My social media tip of the week this week SHOULD be common sense, but apparently, and alas, for some people, it is not.
STOP CLICKING THAT LINK!
You know the link I’m talking about. The link in your Facebook inbox, the tagged photo meme, your Twitter DM’s, etcetera, etcetera…
Here are some examples of what I am referring to and these are cut and paste DIRECTLY from my Twitter and Facebook inboxes (No worries, I have broken the links so that they don’t infect you):
No, you’re booty doesn’t look good in that video. No, your friend did NOT find your pictures from high school. And if they did, they wouldn’t just DM you a creepy link. These are what is known as PHISHING scams. No, not ploys to get you to listen to old Phish albums. Phishing scams are defined as (via Wikipedia):
In the field of computer security, phishing is the criminally fraudulent process of attempting to acquire sensitive information such as usernames, passwords and credit card details by masquerading as a trustworthy entity in an electronic communication. Communications purporting to be from popular social web sites, auction sites, online payment processors or IT administrators are commonly used to lure the unsuspecting public. Phishing is typically carried out by e-mail or instant messaging, and it often directs users to enter details at a fake website whose look and feel are almost identical to the legitimate one.
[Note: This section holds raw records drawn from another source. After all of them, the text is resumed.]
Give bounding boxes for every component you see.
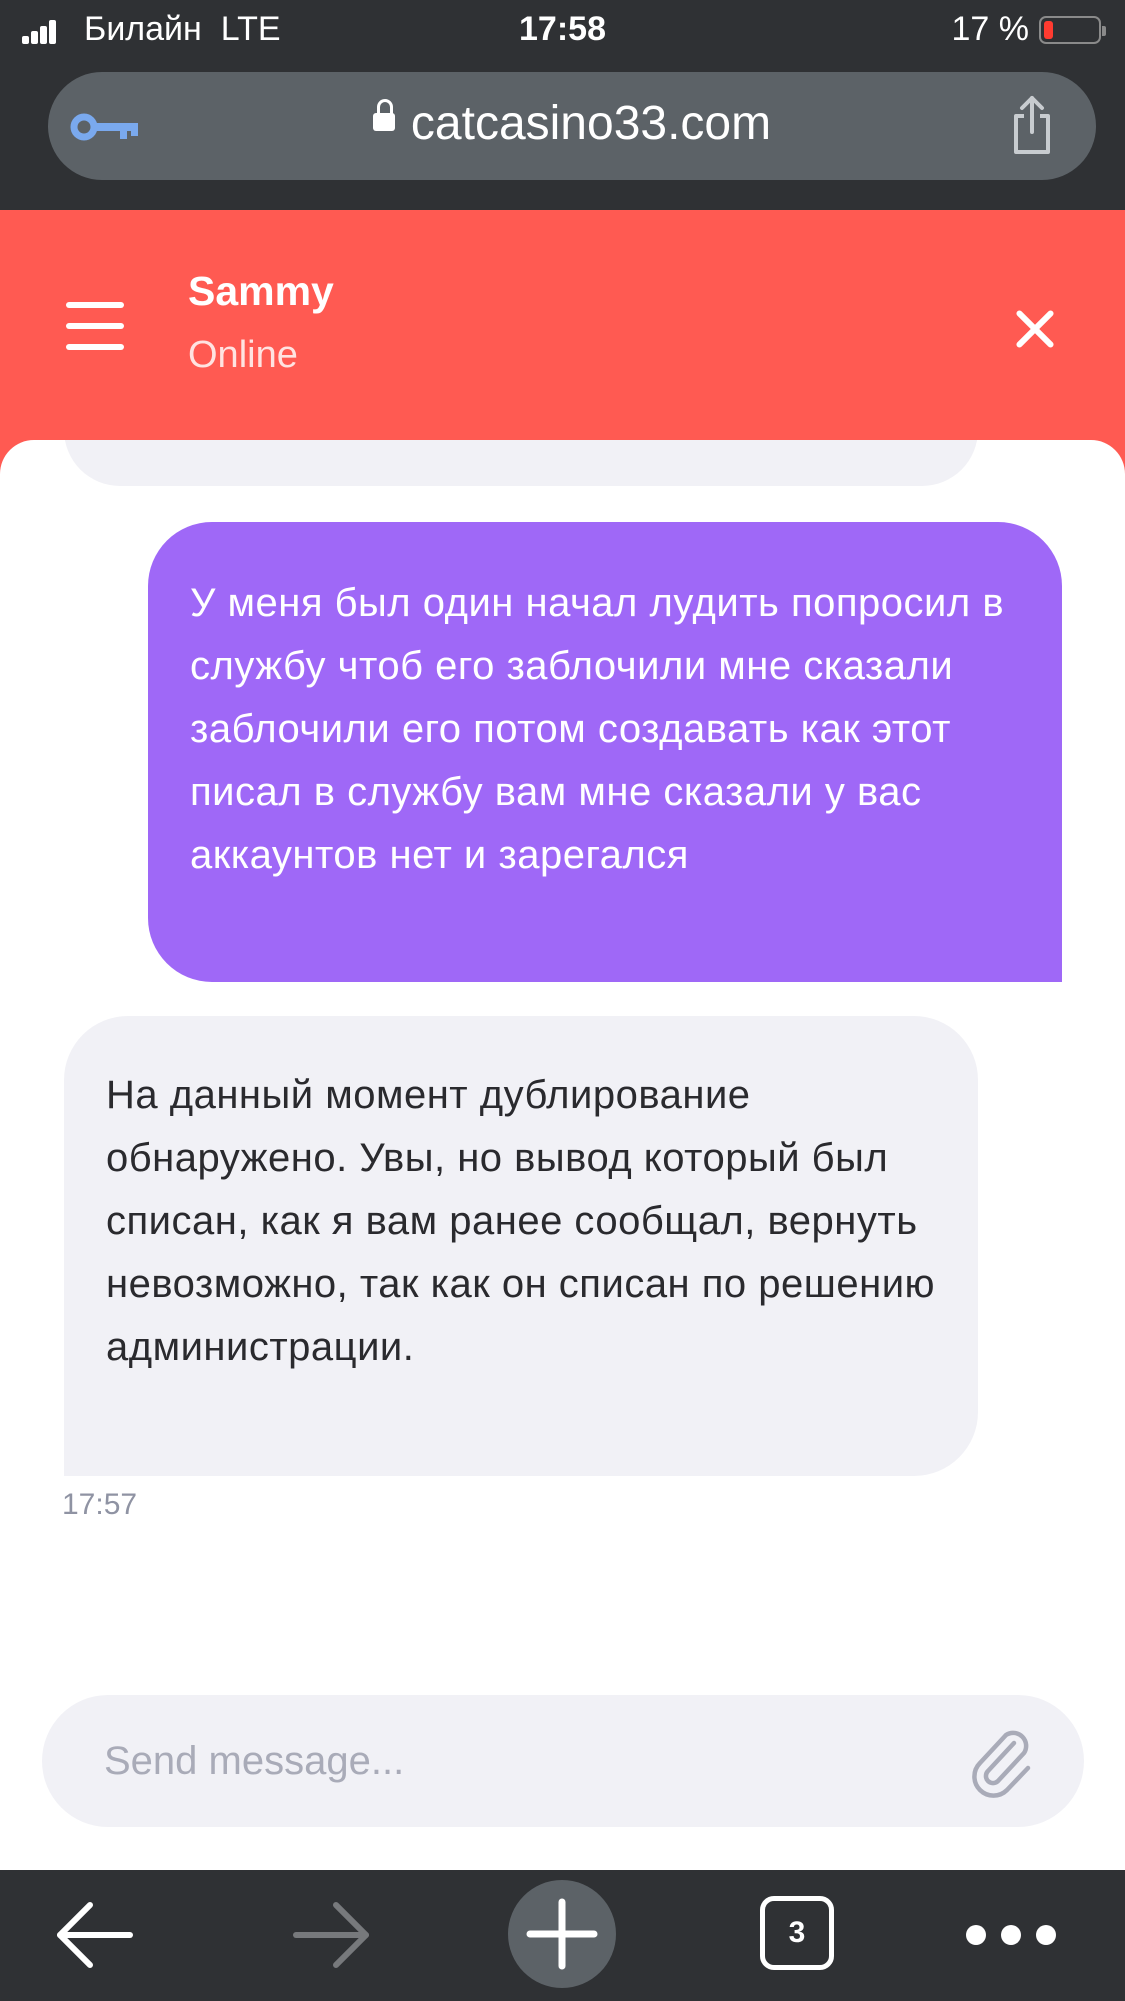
new-tab-button[interactable]	[508, 1880, 616, 1988]
back-arrow-icon[interactable]	[52, 1890, 138, 1980]
browser-top-bar: Билайн LTE 17:58 17 % catcasino33.com	[0, 0, 1125, 210]
paperclip-icon[interactable]	[968, 1723, 1038, 1799]
plus-icon	[526, 1898, 598, 1970]
status-bar: Билайн LTE 17:58 17 %	[0, 0, 1125, 62]
tabs-count-button[interactable]: 3	[760, 1896, 834, 1970]
lock-icon	[372, 99, 395, 137]
previous-message-bubble	[64, 440, 978, 486]
chat-messages[interactable]: У меня был один начал лудить попросил в …	[0, 440, 1125, 1870]
url-display[interactable]: catcasino33.com	[48, 96, 1096, 151]
agent-name: Sammy	[188, 268, 334, 314]
message-timestamp: 17:57	[62, 1488, 138, 1521]
forward-arrow-icon[interactable]	[288, 1890, 374, 1980]
user-message-bubble: У меня был один начал лудить попросил в …	[148, 522, 1062, 982]
message-composer	[42, 1695, 1084, 1827]
menu-icon[interactable]	[66, 302, 124, 350]
close-icon[interactable]	[1012, 306, 1060, 354]
agent-message-bubble: На данный момент дублирование обнаружено…	[64, 1016, 978, 1476]
battery-icon	[1039, 16, 1106, 44]
address-bar[interactable]: catcasino33.com	[48, 72, 1096, 180]
user-message-text: У меня был один начал лудить попросил в …	[190, 581, 1005, 877]
agent-message-text: На данный момент дублирование обнаружено…	[106, 1073, 936, 1369]
share-icon[interactable]	[1008, 94, 1056, 156]
battery-percent: 17 %	[951, 10, 1030, 48]
message-input[interactable]	[104, 1729, 964, 1793]
chat-header: Sammy Online	[0, 210, 1125, 440]
more-options-icon[interactable]	[966, 1890, 1056, 1980]
browser-toolbar: 3	[0, 1870, 1125, 2001]
url-text: catcasino33.com	[410, 97, 772, 150]
agent-status: Online	[188, 334, 298, 376]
Essentially, when you click that link that you SHOULD NOT CLICK, a tiny virus gets into your computer system and spreads that virus to all of your contacts (or sends a similar link out to people in your network hoping THEY, too, will click the link). And so on and so forth. That virus can steal ALL of your vital information, logins, usernames, passwords, and even credit card and personal information (like addresses, etc.)
Also, if you get an email or a direct message that asks you to change you password, put in your information, or update something, DON’T DO IT through that link. Some links sent to us look VERY real using real graphics, correct information, etc.
The FIRST thing you should do is manually access the website in question – meaning, click out of whatever window you are in, shut down your browser all the way, open up a new browser window, then type in the web address manually. Once you have accessed the site in question, if you REALLY do need to change something, it should say it when you login legitimately.
Also, the FTC has a great site on ways to protect yourself from confusing phishing scams.
So, EVEN IF you trust the person who has sent you the link, double check with them to make sure it is legit. I question my friends all the time just to be sure.
But seriously, stop clicking that link that says, “ROFL, is this you?! [insert spammy link here].” OF COURSE IT IS NOT YOU. Seriously, people? Who is clicking these links.
So, for the sake of all of us. Stop clicking that phishing link. You know the one I’m talking about.
Question: What examples have YOU seen of “good” phishing scams? And by “good,” I mean, they seem legitimate, but end up getting you. Why do YOU think people are clicking the links? What’s your opinion?